I think the third time is the charm. and maybe finding a better recipe helped too. Nothing against the BReadwinner's recipe, but i think he left out some technique instructions.
my new favorite pita recipe is from Smitten Kitchen. With a few minor technique changes, i was able to fit it to what I had in my kitchen, and what i'm capable of doing. She also gives stove top cooking instructions, which made very tasty flatbread (think Olga's or gyros), but not much pockets.
Pita (makes about 10)
3 cups + 1/4 cup flour
2 tsp salt
1 packet yeast
2 tbsp oil
1 1/4 cups water at room temperature
the day before baking, make your dough:
blend 3 cups of flour, the salt & the yeast in a big bowl. add the oil & water and mix well. knead the dough on a lightly floured surface (or in the bowl, if you're lazy like me) for 5 minutes. it's going to be super sticky, add as little additional flour as possible. cover for 15 minutes and let rest.
(sticky dough means high moisture content. high moisture content means you'll get more water vapor during baking, thus more puffyness)
knead the dough for another 5-10 minutes until it is smooth and elastic, again it's going to be insanely sticky, and this is a good thing. add as little additional flour as possible. put some oil in the bowl, and roll the dough around in the oil. cover with greased plastic wrap, and set in the fridge for at least 8 hours, and up to 48 hours.
one hour before baking, preheat oven to 475 and put a cookie sheet (or whatever you're going to bake them on) on the bottom most rack. cut the dough into 8-12 pieces. working with one peice at a time (leave the others in the bowl, covered with plastic), shape it into a ball, and then press into a disk. let rise on 10"x10" peices of lightly floured parchment paper for 20 . next time I might try greased parchment paper, espeically for any pitas that i want to cook on the stove.
put another peice of parchment paper on top of a disk, and roll it into a flat circle about 1/4" thick. it should be about 8" to 10" across. let rest uncovered for another 10 minutes.

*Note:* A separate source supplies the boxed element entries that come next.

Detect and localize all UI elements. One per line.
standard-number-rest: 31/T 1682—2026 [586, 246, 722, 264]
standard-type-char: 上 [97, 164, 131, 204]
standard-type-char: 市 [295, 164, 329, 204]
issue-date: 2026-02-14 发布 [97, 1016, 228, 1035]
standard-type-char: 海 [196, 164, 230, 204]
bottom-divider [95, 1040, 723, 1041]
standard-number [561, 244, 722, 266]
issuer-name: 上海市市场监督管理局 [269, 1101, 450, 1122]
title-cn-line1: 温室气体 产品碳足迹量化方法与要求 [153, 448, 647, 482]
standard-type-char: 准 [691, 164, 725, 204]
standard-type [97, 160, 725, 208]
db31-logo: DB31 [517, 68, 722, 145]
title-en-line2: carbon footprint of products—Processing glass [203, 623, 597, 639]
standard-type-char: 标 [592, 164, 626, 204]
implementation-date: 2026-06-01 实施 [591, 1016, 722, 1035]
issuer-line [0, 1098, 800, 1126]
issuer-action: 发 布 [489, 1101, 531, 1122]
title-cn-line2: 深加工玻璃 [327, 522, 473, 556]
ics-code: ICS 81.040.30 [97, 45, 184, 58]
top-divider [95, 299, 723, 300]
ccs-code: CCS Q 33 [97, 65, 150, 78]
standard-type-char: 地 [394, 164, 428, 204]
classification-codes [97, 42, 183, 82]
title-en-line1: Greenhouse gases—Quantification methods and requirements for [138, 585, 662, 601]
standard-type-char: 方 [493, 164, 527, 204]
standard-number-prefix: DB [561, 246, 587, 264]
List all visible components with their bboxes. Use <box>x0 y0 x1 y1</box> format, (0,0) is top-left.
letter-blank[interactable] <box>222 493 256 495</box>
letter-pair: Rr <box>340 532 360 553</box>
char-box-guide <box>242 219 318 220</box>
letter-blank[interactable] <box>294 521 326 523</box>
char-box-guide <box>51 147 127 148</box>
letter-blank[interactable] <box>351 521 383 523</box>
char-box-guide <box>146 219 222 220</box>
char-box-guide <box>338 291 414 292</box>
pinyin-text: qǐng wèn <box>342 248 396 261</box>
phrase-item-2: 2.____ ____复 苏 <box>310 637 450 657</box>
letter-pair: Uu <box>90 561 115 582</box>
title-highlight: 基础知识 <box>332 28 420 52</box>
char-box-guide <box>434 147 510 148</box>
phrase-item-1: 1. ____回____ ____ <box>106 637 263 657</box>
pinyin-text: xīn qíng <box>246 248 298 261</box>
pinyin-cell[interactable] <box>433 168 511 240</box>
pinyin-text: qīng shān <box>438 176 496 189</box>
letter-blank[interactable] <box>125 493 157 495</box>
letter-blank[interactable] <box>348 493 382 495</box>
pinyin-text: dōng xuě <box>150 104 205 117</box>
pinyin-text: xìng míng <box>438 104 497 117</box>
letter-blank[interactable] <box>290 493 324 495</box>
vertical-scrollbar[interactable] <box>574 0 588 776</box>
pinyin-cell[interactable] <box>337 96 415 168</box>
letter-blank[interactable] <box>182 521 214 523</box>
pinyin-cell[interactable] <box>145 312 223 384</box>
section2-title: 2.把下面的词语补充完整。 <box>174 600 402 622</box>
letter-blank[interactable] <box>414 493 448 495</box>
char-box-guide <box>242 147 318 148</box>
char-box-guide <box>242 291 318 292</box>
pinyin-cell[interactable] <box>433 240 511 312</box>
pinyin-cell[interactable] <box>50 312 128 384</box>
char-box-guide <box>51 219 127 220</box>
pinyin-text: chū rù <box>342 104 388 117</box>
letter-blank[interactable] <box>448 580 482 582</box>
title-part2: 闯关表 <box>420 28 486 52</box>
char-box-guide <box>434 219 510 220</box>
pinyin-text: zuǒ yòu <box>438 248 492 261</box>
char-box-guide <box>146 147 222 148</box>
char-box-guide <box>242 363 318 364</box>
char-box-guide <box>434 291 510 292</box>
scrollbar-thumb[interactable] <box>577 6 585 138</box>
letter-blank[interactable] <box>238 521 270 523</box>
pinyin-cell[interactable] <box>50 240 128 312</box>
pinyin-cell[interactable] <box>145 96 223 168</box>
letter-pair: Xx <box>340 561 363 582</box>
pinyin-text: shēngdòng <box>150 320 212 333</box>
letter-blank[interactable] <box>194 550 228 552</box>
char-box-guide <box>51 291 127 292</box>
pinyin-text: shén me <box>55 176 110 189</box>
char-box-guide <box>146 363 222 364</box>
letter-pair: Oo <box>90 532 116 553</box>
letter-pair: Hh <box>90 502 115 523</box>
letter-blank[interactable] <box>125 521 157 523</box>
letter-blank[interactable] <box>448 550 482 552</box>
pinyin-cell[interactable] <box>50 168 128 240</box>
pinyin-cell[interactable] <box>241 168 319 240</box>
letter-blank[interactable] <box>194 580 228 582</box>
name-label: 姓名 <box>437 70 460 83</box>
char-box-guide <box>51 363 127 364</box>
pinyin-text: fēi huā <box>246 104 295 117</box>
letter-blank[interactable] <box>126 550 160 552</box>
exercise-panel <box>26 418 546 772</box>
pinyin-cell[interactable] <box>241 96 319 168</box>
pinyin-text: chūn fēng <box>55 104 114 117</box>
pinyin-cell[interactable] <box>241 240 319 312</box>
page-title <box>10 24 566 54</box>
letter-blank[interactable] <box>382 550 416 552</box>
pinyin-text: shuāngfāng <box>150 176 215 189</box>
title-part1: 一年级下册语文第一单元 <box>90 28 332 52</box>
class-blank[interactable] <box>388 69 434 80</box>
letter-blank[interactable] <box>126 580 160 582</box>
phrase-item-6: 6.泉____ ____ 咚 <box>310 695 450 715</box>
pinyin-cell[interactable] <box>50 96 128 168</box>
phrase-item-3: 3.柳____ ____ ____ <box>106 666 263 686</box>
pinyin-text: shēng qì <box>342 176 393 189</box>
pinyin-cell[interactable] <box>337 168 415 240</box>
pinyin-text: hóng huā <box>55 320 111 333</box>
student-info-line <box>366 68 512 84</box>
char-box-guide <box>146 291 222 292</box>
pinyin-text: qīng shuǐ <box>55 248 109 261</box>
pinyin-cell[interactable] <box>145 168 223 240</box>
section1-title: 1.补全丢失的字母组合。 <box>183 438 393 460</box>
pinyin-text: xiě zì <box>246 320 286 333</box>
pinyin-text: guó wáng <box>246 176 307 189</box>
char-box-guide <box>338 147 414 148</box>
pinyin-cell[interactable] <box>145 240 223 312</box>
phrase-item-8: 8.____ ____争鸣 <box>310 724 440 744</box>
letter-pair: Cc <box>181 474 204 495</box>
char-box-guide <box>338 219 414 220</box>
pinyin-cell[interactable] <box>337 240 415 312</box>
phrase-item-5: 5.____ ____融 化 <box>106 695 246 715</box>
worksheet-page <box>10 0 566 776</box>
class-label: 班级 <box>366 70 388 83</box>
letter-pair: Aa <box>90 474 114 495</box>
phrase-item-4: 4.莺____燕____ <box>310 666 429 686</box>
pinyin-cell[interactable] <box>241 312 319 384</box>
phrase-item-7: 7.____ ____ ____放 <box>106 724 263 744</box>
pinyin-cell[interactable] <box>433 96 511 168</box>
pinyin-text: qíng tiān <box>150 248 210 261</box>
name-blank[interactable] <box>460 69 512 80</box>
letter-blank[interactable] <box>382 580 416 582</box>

when you're ready to bake, do a test pita first. lifting by the parchment paper corners so you don't disturb the bread, put one pita on the baking sheet, and bake for 3-4 minutes when it should be completely puffed. do NOT open the oven during the baking time. if the pita doesn't puff, you don't have enough moisture in the dough. spritz the remaining pitas with a little bit of water, and wait 5 minutes before trying again. Once you've got the moisture thing down, bake as many as will safely fit on the baking sheet at a time. remember not to touch the dough itself while transfereing to the baking sheet, just pick it up by the corners of the parchment paper.
I had minimal success cooking pitas on the stovetop, i think because the dough was so sticky that i couldn't get it off the parchment paper without disturbing the rise (thus the thought of using greased paper next time!). preheat a pancake griddle over medium high heat, and spray with non-stick cooking spray. turn heat down to medium, then slap down one pita, and watch all thsoe crazy bubbles form! flip it over after about 20 seconds, and let cook on 2nd side for about a minute. see it puff up all cool?? flip it over again, and let cook until it's completely puffed up, then remove to cool.
my stovetop pitas tasted incredible, and looked beautiful, but even though they puffed on the stove, there wasn't much in the way of useful pockets.
of my 7 oven baked pitas, only one was a complete disaster, the rest were pocketty and tasty. see!
I'm not sure if my husband is totally sick of pitas, but there might be another try for more perfect pitas next weekend. just for kicks.